De eerste teelt binnen het onderzoek ‘De Perfecte Chrysant’ leverde zulke goede resultaten op dat extreem energie besparen eigenlijk appeltje-eitje leek. De tweede teelt gaf echter een heel ander beeld. Door de hoge buitentemperaturen werd het een echte uitdaging om de kwaliteit goed te houden. Een terugblik, halverwege de proef.
Half augustus is de derde teeltronde van het project ‘De Perfecte Chrysant’ alweer over de helft bij het Delphy Improvement Centre in Bleiswijk. Op 14 februari is de eerste teelt geplant op grond waar tien jaar lang niet op was geteeld. De tweede teelt ging op 4 mei van start, waarbij de oogst in week 28 viel.

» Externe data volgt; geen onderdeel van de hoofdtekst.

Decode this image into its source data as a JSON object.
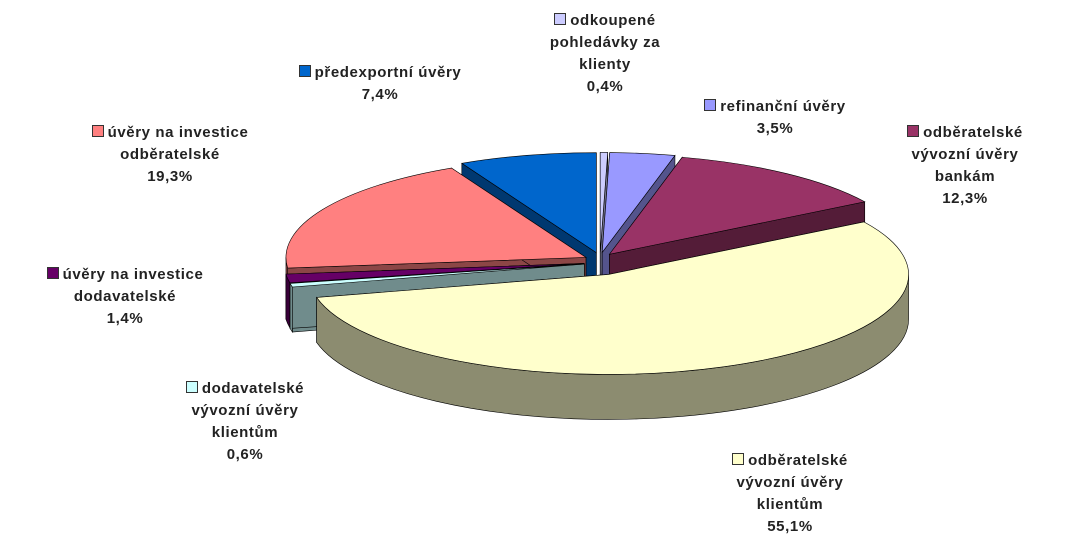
{
  "chart_data": {
    "type": "pie3d",
    "categories": [
      "odkoupené pohledávky za klienty",
      "refinanční úvěry",
      "odběratelské vývozní úvěry bankám",
      "odběratelské vývozní úvěry klientům",
      "dodavatelské vývozní úvěry klientům",
      "úvěry na investice dodavatelské",
      "úvěry na investice odběratelské",
      "předexportní úvěry"
    ],
    "values": [
      0.4,
      3.5,
      12.3,
      55.1,
      0.6,
      1.4,
      19.3,
      7.4
    ],
    "value_labels": [
      "0,4%",
      "3,5%",
      "12,3%",
      "55,1%",
      "0,6%",
      "1,4%",
      "19,3%",
      "7,4%"
    ],
    "colors": [
      "#ccccff",
      "#9999ff",
      "#993366",
      "#ffffcc",
      "#ccffff",
      "#660066",
      "#ff8080",
      "#0066cc"
    ]
  }
}
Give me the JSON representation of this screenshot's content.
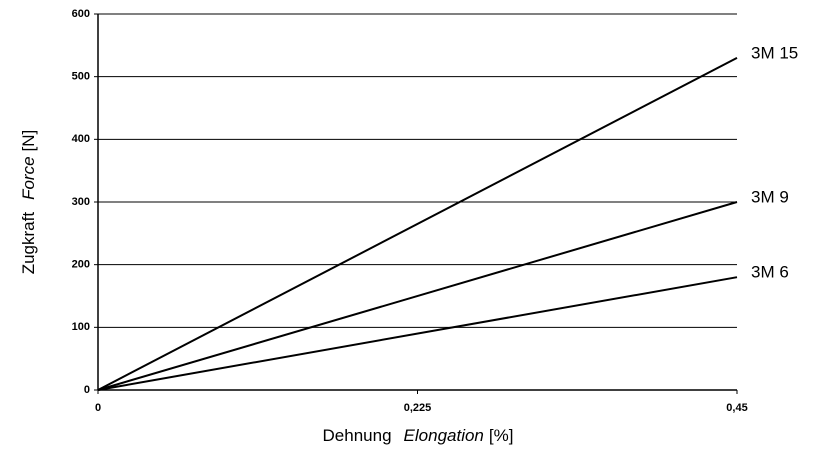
{
  "chart_data": {
    "type": "line",
    "xlabel": [
      "Dehnung",
      "Elongation",
      "[%]"
    ],
    "ylabel": [
      "Zugkraft",
      "Force",
      "[N]"
    ],
    "xlim": [
      0,
      0.45
    ],
    "xticks": [
      0,
      {
        "value": 0.225,
        "label": "0,225"
      },
      {
        "value": 0.45,
        "label": "0,45"
      }
    ],
    "ylim": [
      0,
      600
    ],
    "yticks": [
      0,
      100,
      200,
      300,
      400,
      500,
      600
    ],
    "grid": true,
    "x": [
      0,
      0.45
    ],
    "series": [
      {
        "name": "3M 15",
        "color": "#000000",
        "values": [
          0,
          530
        ]
      },
      {
        "name": "3M 9",
        "color": "#000000",
        "values": [
          0,
          300
        ]
      },
      {
        "name": "3M 6",
        "color": "#000000",
        "values": [
          0,
          180
        ]
      }
    ]
  }
}
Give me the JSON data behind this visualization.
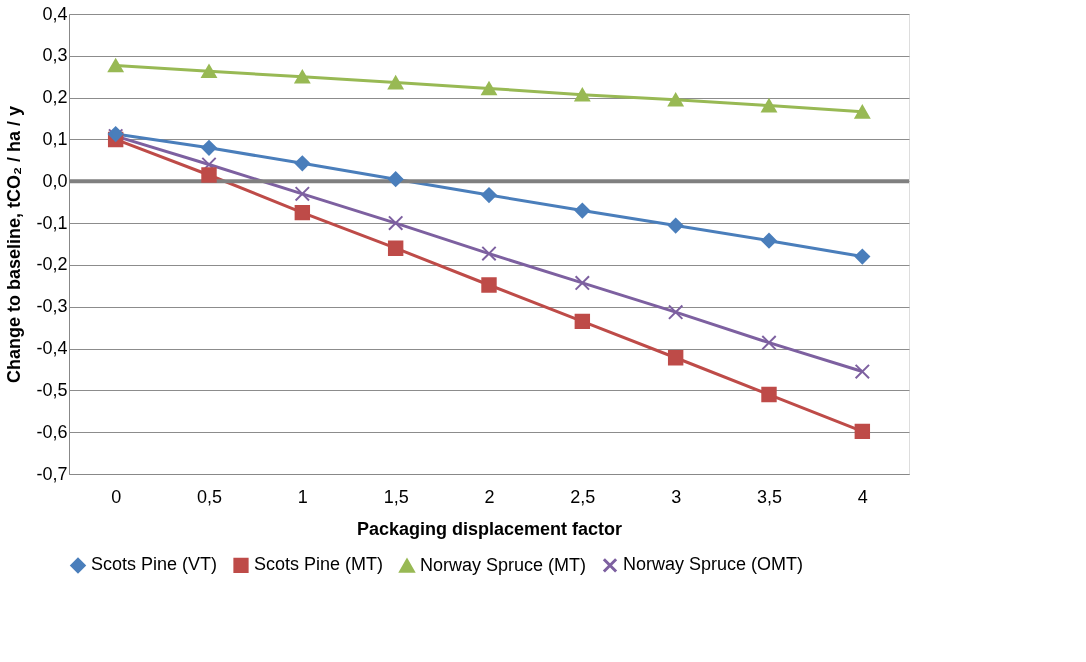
{
  "chart_data": {
    "type": "line",
    "xlabel": "Packaging displacement factor",
    "ylabel": "Change to baseline, tCO₂ / ha / y",
    "categories": [
      "0",
      "0,5",
      "1",
      "1,5",
      "2",
      "2,5",
      "3",
      "3,5",
      "4"
    ],
    "ylim": [
      -0.7,
      0.4
    ],
    "yticks": [
      {
        "value": -0.7,
        "label": "-0,7"
      },
      {
        "value": -0.6,
        "label": "-0,6"
      },
      {
        "value": -0.5,
        "label": "-0,5"
      },
      {
        "value": -0.4,
        "label": "-0,4"
      },
      {
        "value": -0.3,
        "label": "-0,3"
      },
      {
        "value": -0.2,
        "label": "-0,2"
      },
      {
        "value": -0.1,
        "label": "-0,1"
      },
      {
        "value": 0,
        "label": "0,0"
      },
      {
        "value": 0.1,
        "label": "0,1"
      },
      {
        "value": 0.2,
        "label": "0,2"
      },
      {
        "value": 0.3,
        "label": "0,3"
      },
      {
        "value": 0.4,
        "label": "0,4"
      }
    ],
    "grid": "y",
    "legend": "bottom",
    "ref_lines": [
      {
        "axis": "y",
        "value": 0,
        "color": "#808080"
      }
    ],
    "series": [
      {
        "name": "Scots Pine (VT)",
        "color": "#4a7ebb",
        "marker": "diamond",
        "values": [
          0.113,
          0.08,
          0.043,
          0.005,
          -0.033,
          -0.07,
          -0.106,
          -0.142,
          -0.18
        ]
      },
      {
        "name": "Scots Pine (MT)",
        "color": "#be4b48",
        "marker": "square",
        "values": [
          0.1,
          0.015,
          -0.075,
          -0.16,
          -0.248,
          -0.335,
          -0.422,
          -0.51,
          -0.598
        ]
      },
      {
        "name": "Norway Spruce (MT)",
        "color": "#98b954",
        "marker": "triangle",
        "values": [
          0.277,
          0.263,
          0.25,
          0.236,
          0.222,
          0.207,
          0.195,
          0.181,
          0.166
        ]
      },
      {
        "name": "Norway Spruce (OMT)",
        "color": "#7d60a0",
        "marker": "cross",
        "values": [
          0.108,
          0.04,
          -0.03,
          -0.1,
          -0.173,
          -0.243,
          -0.313,
          -0.386,
          -0.455
        ]
      }
    ]
  }
}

Chrysantenteler Ron Ammerlaan, adviseur René Corsten en onderzoekster Lisanne Schuddebeurs kijken terug op deze twee teelten.
Halvering energievraag
De proefnemers willen een 5% meerproductie van goede kwaliteit halen met 15 m3/m2 a.e. (aardgasequivalenten) warmte per jaar, terwijl chrysantentelers in de praktijk zo’n 28 tot 30 m3 verbruiken. Dat is een halvering van het energieverbruik. Daarnaast willen zij de zomerkwaliteit verbeteren door middel van koelen. De middelen die zij daarvoor inzetten zijn een diffuus kasdek en drie schermen (een verduisteringsdoek, een transparant energiedoek en een licht diffuus schaduwdoek).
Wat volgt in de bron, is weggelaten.